Zorg dat je niet te feitelijk praat en let op je vraagstelling. Als de dementerende zich op een feitelijke vraag niets herinnert, kan dit erg confronterend zijn. Vraag bijvoorbeeld hoe diegene zijn dag was, in plaats van dat je vraagt wat diegene gisteren allemaal heeft gedaan. Vragen die beroep doen op iemands geheugen kunnen tot extra verwarring leiden wanneer de dementerende het antwoord niet weet. Open vragen zijn in principe het moeilijkst en kunnen alleen nog gevraagd worden in het beginstadium van dementie. De gesloten vragen zijn handiger als de dementie in een verder stadium is. Deze mensen beschikken over minder herinneringen en kunnen vaak ook minder goed kiezen. Het is daarom fijn als ze kunnen kiezen tussen antwoorden, wat rust creëert. Ook het stellen van korte vragen werkt goed. 

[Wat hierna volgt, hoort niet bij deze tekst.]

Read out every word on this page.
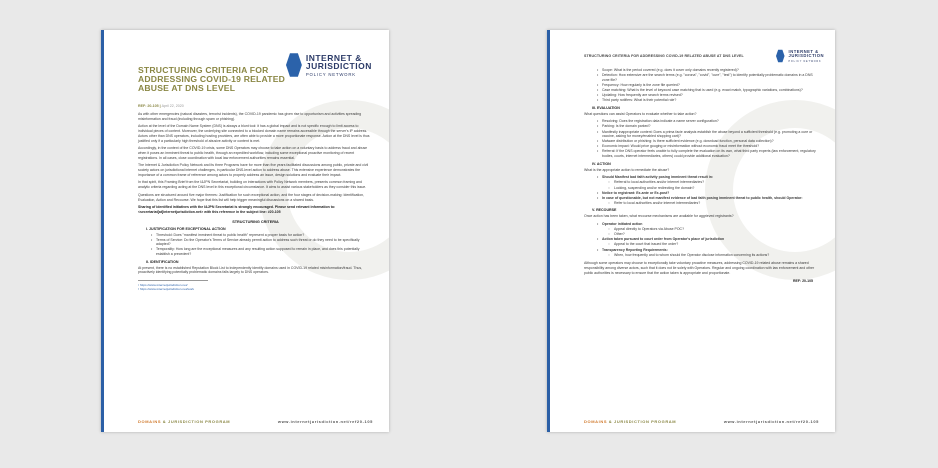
STRUCTURING CRITERIA FOR ADDRESSING COVID-19 RELATED ABUSE AT DNS LEVEL
INTERNET & JURISDICTION
POLICY NETWORK
REF: 20-105 | April 22, 2020

As with other emergencies (natural disasters, terrorist incidents), the COVID-19 pandemic has given rise to opportunism and activities spreading misinformation and fraud (including through spam or phishing).

Action at the level of the Domain Name System (DNS) is always a blunt tool: it has a global impact and is not specific enough to limit access to individual pieces of content. Moreover, the underlying site connected to a blocked domain name remains accessible through the server's IP address. Actors other than DNS operators, including hosting providers, are often able to provide a more proportionate response. Action at the DNS level is thus justified only if a particularly high threshold of abusive activity or content is met.

Accordingly, in the context of the COVID-19 crisis, some DNS Operators may choose to take action on a voluntary basis to address fraud and abuse when it poses an imminent threat to public health, through an expedited workflow, including some exceptional proactive monitoring of recent registrations. In all cases, close coordination with local law enforcement authorities remains essential.

The Internet & Jurisdiction Policy Network and its three Programs have for more than five years facilitated discussions among public, private and civil society actors on jurisdictional internet challenges, in particular DNS-level action to address abuse. This extensive experience demonstrates the importance of a common frame of reference among actors to properly address an issue, design solutions and evaluate their impact.

In that spirit, this Framing Brief from the I&JPN Secretariat, building on interactions with Policy Network members, presents common framing and analytic criteria regarding acting at the DNS level in this exceptional circumstance. It aims to assist various stakeholders as they consider this issue.

Questions are structured around five major themes: Justification for such exceptional action, and the four stages of decision-making: Identification, Evaluation, Action and Recourse. We hope that this list will help trigger meaningful discussions on a shared basis.

Sharing of identified initiatives with the I&JPN Secretariat is strongly encouraged. Please send relevant information to: <secretariat[at]internetjurisdiction.net> with this reference in the subject line: #20-105

STRUCTURING CRITERIA
I. JUSTIFICATION FOR EXCEPTIONAL ACTION
• Threshold: Does "manifest imminent threat to public health" represent a proper basis for action?
• Terms of Service: Do the Operator's Terms of Service already permit action to address such threat or do they need to be specifically adapted?
• Temporality: How long are the exceptional measures and any resulting action supposed to remain in place, and does this potentially establish a precedent?
II. IDENTIFICATION

At present, there is no established Reputation Block List to independently identify domains used in COVID-19 related misinformation/fraud. Thus, proactively identifying potentially problematic domains falls largely to DNS operators.

¹ https://www.internetjurisdiction.net/
² https://www.internetjurisdiction.net/work
DOMAINS & JURISDICTION PROGRAM	www.internetjurisdiction.net/ref20-105
STRUCTURING CRITERIA FOR ADDRESSING COVID-19 RELATED ABUSE AT DNS LEVEL
INTERNET & JURISDICTION
POLICY NETWORK
• Scope: What is the period covered (e.g. does it cover only domains recently registered)?
• Detection: How extensive are the search terms (e.g. "corona", "covid", "cure", "test") to identify potentially problematic domains in a DNS zone file?
• Frequency: How regularly is the zone file queried?
• Case matching: What is the level of keyword case matching that is used (e.g. exact match, typographic variations, combinations)?
• Updating: How frequently are search terms revised?
• Third party notifiers: What is their potential role?
III. EVALUATION

What questions can assist Operators to evaluate whether to take action?

• Resolving: Does the registration data indicate a name server configuration?
• Parking: Is the domain parked?
• Manifestly inappropriate content: Does a prima facie analysis establish the abuse beyond a sufficient threshold (e.g. promoting a cure or vaccine, asking for money/enabled shopping cart)?
• Malware distribution or phishing: Is there sufficient evidence (e.g. download function, personal data collection)?
• Economic impact: Would price gouging or misinformation without economic fraud meet the threshold?
• Referral: If the DNS operator feels unable to fully complete the evaluation on its own, what third party experts (law enforcement, regulatory bodies, courts, internet intermediaries, others) could provide additional evaluation?
IV. ACTION

What is the appropriate action to remediate the abuse?

• Should Manifest bad faith activity posing imminent threat result in:
○ Referral to local authorities and/or internet intermediaries?
○ Locking, suspending and/or redirecting the domain?
• Notice to registrant: Ex-ante or Ex-post?
• In case of questionable, but not manifest evidence of bad faith posing imminent threat to public health, should Operator:
○ Refer to local authorities and/or internet intermediaries?
V. RECOURSE

Once action has been taken, what recourse mechanisms are available for aggrieved registrants?

• Operator initiated action
○ Appeal directly to Operators via Abuse POC?
○ Other?
• Action taken pursuant to court order from Operator's place of jurisdiction
○ Appeal to the court that issued the order?
• Transparency Reporting Requirements:
○ When, how frequently and to whom should the Operator disclose information concerning its actions?

Although some operators may choose to exceptionally take voluntary proactive measures, addressing COVID-19 related abuse remains a shared responsibility among diverse actors, such that it does not lie solely with Operators. Regular and ongoing coordination with law enforcement and other public authorities is necessary to ensure that the action taken is appropriate and proportionate.

REF: 20-105
DOMAINS & JURISDICTION PROGRAM	www.internetjurisdiction.net/ref20-105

5. Blijf geduldig met dementerende

Het is belangrijk dat je geduldig blijft en nooit boos of geïrriteerd wordt. Ook als je meerdere malen dezelfde vraag krijgt, erger je dan niet en blijf rustig antwoorden. Blijf serieus op de dementerende ingaan. Probeer erachter te komen wat hij bedoelt door verder te vragen of woorden of zinnen te herhalen. Meestal zegt de dementerende meerdere malen hetzelfde, maar probeert daadwerkelijk wat anders te zeggen. Daarnaast is het fijn als je duidelijkheid creëert. Doe daarom maar 1 ding of handeling tegelijk. Zorg ook dat je meerdere malen per dag rustmomenten inplant. Door deze rustmomenten kan de dementerende alle verkregen informatie weer verwerken. 

6. Let op je lichaamstaal – erg belangrijk bij omgaan met dementie

Je lichaamstaal speelt naarmate de dementie verergert, een steeds grotere rol. In een later stadium van dementie zullen aanraken en gevoel een grotere rol en betekenis hebben dan woorden. Je kunt tijdens het communiceren de verschillende zintuigen stimuleren. Laat de dementerende dingen ruiken of aanraken als je het ergens over hebt, waardoor hij of zij beter begrijpt wat je bedoelt. 

Naast het lichamelijke contact is het belangrijk dat je let op je lichaamstaal en de toon waarop je praat. Het heeft geen zin om je vrolijker voor te doen dan dat je daadwerkelijk bent, een dementerende heeft dit veel sneller door dan je denkt. 

7. Beeld werkt beter dan woorden

Een beeld is vaak herkenbaarder dan woorden. Vooral beelden van vroeger zijn beter te herkennen voor personen met dementie. Het oude fotoboek kun je regelmatig samen doorbladeren of muziekprogramma’s met muziek van vroeger kun je samen op de TV kijken én misschien wel een beetje mee neuriën. Als dit niet meer lukt, blijf het dan niet proberen en zoek door tot je een andere leuke bezigheid voor jullie samen hebt gevonden. 

Let op: Startpagina geeft geen medisch advies. Raadpleeg bij gezondheidsklachten of een gewenste diagnose altijd een arts.